Whitting seemed determined to do just that, both on and off the field. And as he celebrates his one-year anniversary at UH on July 1, Whitting reflects back on the work he has done to build the program.
"The last year has obviously been busy, trying to build the program. There has been a concentrated effort on recruiting, facilities and academics." Whitting said of his first year at the helm. "The last year has been a really good year, it's been a fun year. The staff has worked extremely hard in upgrading all areas of the program, not just the product on the field."
Though at times the Cougars struggled between the lines, Coach Whitting led his squad to victories over a number of ranked teams, including a pair of NCAA tournament participants in TCU and Texas A&M, and eventually all the way to a birth in the Conference USA Tournament title game.
"The team, as a whole, had the mentality all year that they were backed into a corner and that no one expected them to win," Whitting said. "That keeps you on your "A" game and makes you play hard. We were fighting for survival the whole way. Nothing came easy for us."
Perhaps just as important as how they looked on the diamond, Coach Whitting and his staff have put in the effort to change the Cougar image off the field as well.
"Throughout the course of the year, their responsibility," Whitting referred to his team "was to show how the University of Houston is going to carry itself both on and off the field. We will have a white-collar approach off the field and a blue-collar approach on the field."
With the blue-collar approach taken care of Coach Whitting set out to help the white-collar image in the clubhouse.
What Whitting wanted was to completely renovate and upgrade the team's clubhouse. What Coach Whitting needed for the project were quite a few hefty donations. The answer to the donation problem would come in the form of former players and alumni.
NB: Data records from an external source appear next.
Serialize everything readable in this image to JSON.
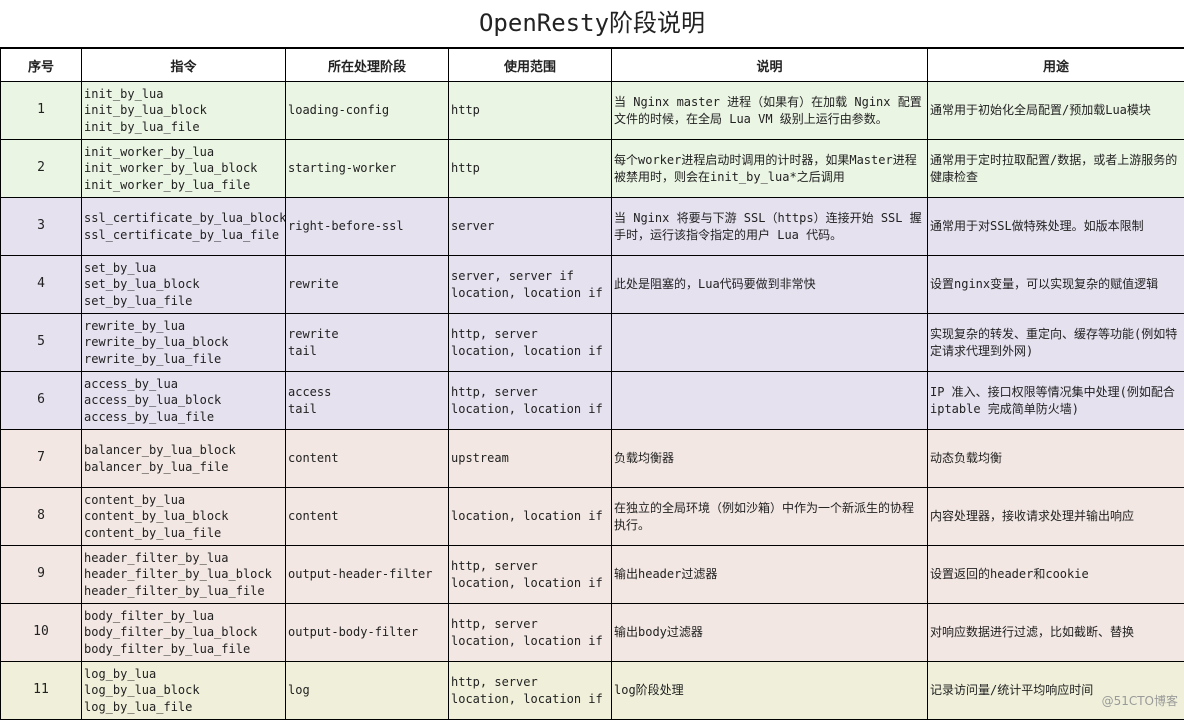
{
  "title": "OpenResty阶段说明",
  "headers": [
    "序号",
    "指令",
    "所在处理阶段",
    "使用范围",
    "说明",
    "用途"
  ],
  "rows": [
    {
      "no": "1",
      "directives": [
        "init_by_lua",
        "init_by_lua_block",
        "init_by_lua_file"
      ],
      "phase": [
        "loading-config"
      ],
      "scope": [
        "http"
      ],
      "desc": "当 Nginx master 进程（如果有）在加载 Nginx 配置文件的时候，在全局 Lua VM 级别上运行由参数。",
      "use": "通常用于初始化全局配置/预加载Lua模块"
    },
    {
      "no": "2",
      "directives": [
        "init_worker_by_lua",
        "init_worker_by_lua_block",
        "init_worker_by_lua_file"
      ],
      "phase": [
        "starting-worker"
      ],
      "scope": [
        "http"
      ],
      "desc": "每个worker进程启动时调用的计时器，如果Master进程被禁用时，则会在init_by_lua*之后调用",
      "use": "通常用于定时拉取配置/数据，或者上游服务的健康检查"
    },
    {
      "no": "3",
      "directives": [
        "ssl_certificate_by_lua_block",
        "ssl_certificate_by_lua_file"
      ],
      "phase": [
        "right-before-ssl"
      ],
      "scope": [
        "server"
      ],
      "desc": "当 Nginx 将要与下游 SSL（https）连接开始 SSL 握手时，运行该指令指定的用户 Lua 代码。",
      "use": "通常用于对SSL做特殊处理。如版本限制"
    },
    {
      "no": "4",
      "directives": [
        "set_by_lua",
        "set_by_lua_block",
        "set_by_lua_file"
      ],
      "phase": [
        "rewrite"
      ],
      "scope": [
        "server, server if",
        "location, location if"
      ],
      "desc": "此处是阻塞的，Lua代码要做到非常快",
      "use": "设置nginx变量，可以实现复杂的赋值逻辑"
    },
    {
      "no": "5",
      "directives": [
        "rewrite_by_lua",
        "rewrite_by_lua_block",
        "rewrite_by_lua_file"
      ],
      "phase": [
        "rewrite",
        "tail"
      ],
      "scope": [
        "http, server",
        "location, location if"
      ],
      "desc": "",
      "use": "实现复杂的转发、重定向、缓存等功能(例如特定请求代理到外网)"
    },
    {
      "no": "6",
      "directives": [
        "access_by_lua",
        "access_by_lua_block",
        "access_by_lua_file"
      ],
      "phase": [
        "access",
        "tail"
      ],
      "scope": [
        "http, server",
        "location, location if"
      ],
      "desc": "",
      "use": " IP 准入、接口权限等情况集中处理(例如配合 iptable 完成简单防火墙)"
    },
    {
      "no": "7",
      "directives": [
        "balancer_by_lua_block",
        "balancer_by_lua_file"
      ],
      "phase": [
        "content"
      ],
      "scope": [
        "upstream"
      ],
      "desc": "负载均衡器",
      "use": "动态负载均衡"
    },
    {
      "no": "8",
      "directives": [
        "content_by_lua",
        "content_by_lua_block",
        "content_by_lua_file"
      ],
      "phase": [
        "content"
      ],
      "scope": [
        "location, location if"
      ],
      "desc": "在独立的全局环境（例如沙箱）中作为一个新派生的协程执行。",
      "use": "内容处理器，接收请求处理并输出响应"
    },
    {
      "no": "9",
      "directives": [
        "header_filter_by_lua",
        "header_filter_by_lua_block",
        "header_filter_by_lua_file"
      ],
      "phase": [
        "output-header-filter"
      ],
      "scope": [
        "http, server",
        "location, location if"
      ],
      "desc": "输出header过滤器",
      "use": "设置返回的header和cookie"
    },
    {
      "no": "10",
      "directives": [
        "body_filter_by_lua",
        "body_filter_by_lua_block",
        "body_filter_by_lua_file"
      ],
      "phase": [
        "output-body-filter"
      ],
      "scope": [
        "http, server",
        "location, location if"
      ],
      "desc": "输出body过滤器",
      "use": "对响应数据进行过滤，比如截断、替换"
    },
    {
      "no": "11",
      "directives": [
        "log_by_lua",
        "log_by_lua_block",
        "log_by_lua_file"
      ],
      "phase": [
        "log"
      ],
      "scope": [
        "http, server",
        "location, location if"
      ],
      "desc": "log阶段处理",
      "use": "记录访问量/统计平均响应时间"
    }
  ],
  "watermark": "@51CTO博客"
}
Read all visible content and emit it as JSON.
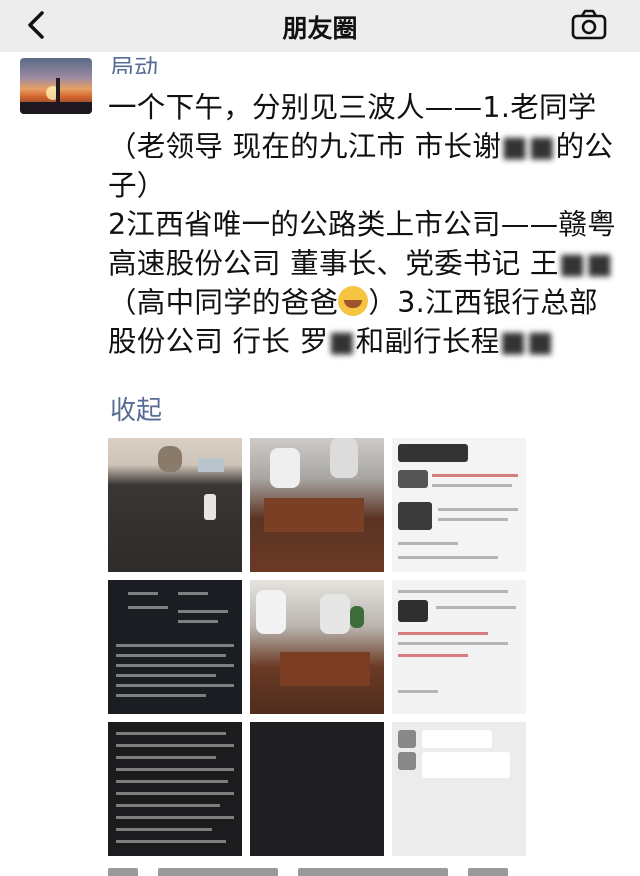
{
  "header": {
    "title": "朋友圈"
  },
  "post": {
    "username": "局动",
    "content": {
      "line1_a": "一个下午，分别见三波人——1.老同学（老领导 现在的九江市 市长谢",
      "line1_blur": "■■",
      "line1_b": "的公子）",
      "line2_a": "2江西省唯一的公路类上市公司——赣粤高速股份公司 董事长、党委书记 王",
      "line2_blur": "■■",
      "line2_b": "（高中同学的爸爸",
      "line2_c": "）3.江西银行总部股份公司 行长 罗",
      "line2_blur2": "■",
      "line2_d": "和副行长程",
      "line2_blur3": "■■"
    },
    "collapse_label": "收起",
    "images": [
      "meeting-table-photo",
      "sofa-meeting-photo",
      "news-screenshot",
      "bio-document-dark",
      "sofa-meeting-photo-2",
      "news-screenshot-2",
      "bio-document-dark-2",
      "dark-image",
      "chat-screenshot"
    ]
  },
  "colors": {
    "header_bg": "#ededed",
    "name_link": "#576b95",
    "text": "#111111"
  }
}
When all was said and done the donating group had raised, north of $100,000 in only 10 days. The cost of the renovations included brand new lockers in the clubhouse, a new media room with three brand new televisions and game systems, and three brand new pitcher's mounds down the left field line.
"They just want to be involved," Whitting referred to the former Cougars. "I want them to come out and enjoy ball games. I want this to be a program they take pride in, as do I being a former player."
Coach Whitting is also making sure that the importance of the donations does not go unnoticed. Each former player who donated money to the project will be honored with a nameplate over one of the player's lockers in the clubhouse.
"There is a very passionate group of alumni and former players that have come through the University of Houston baseball program." Whitting said of the donors. "It was very important to me that we continue to build a relationship with our former players and get them involved."
Though things were not perfect for the Cougars this season, Coach Whitting definitely has the Cougars moving in the right direction.
"We have a saying in the program, that the past is history and the future is a mystery, and I just try to keep plugging ahead."
While the future does seem to still be a mystery, one thing is for sure; the Cougars are moving onto bigger and better things and the present looks pretty good.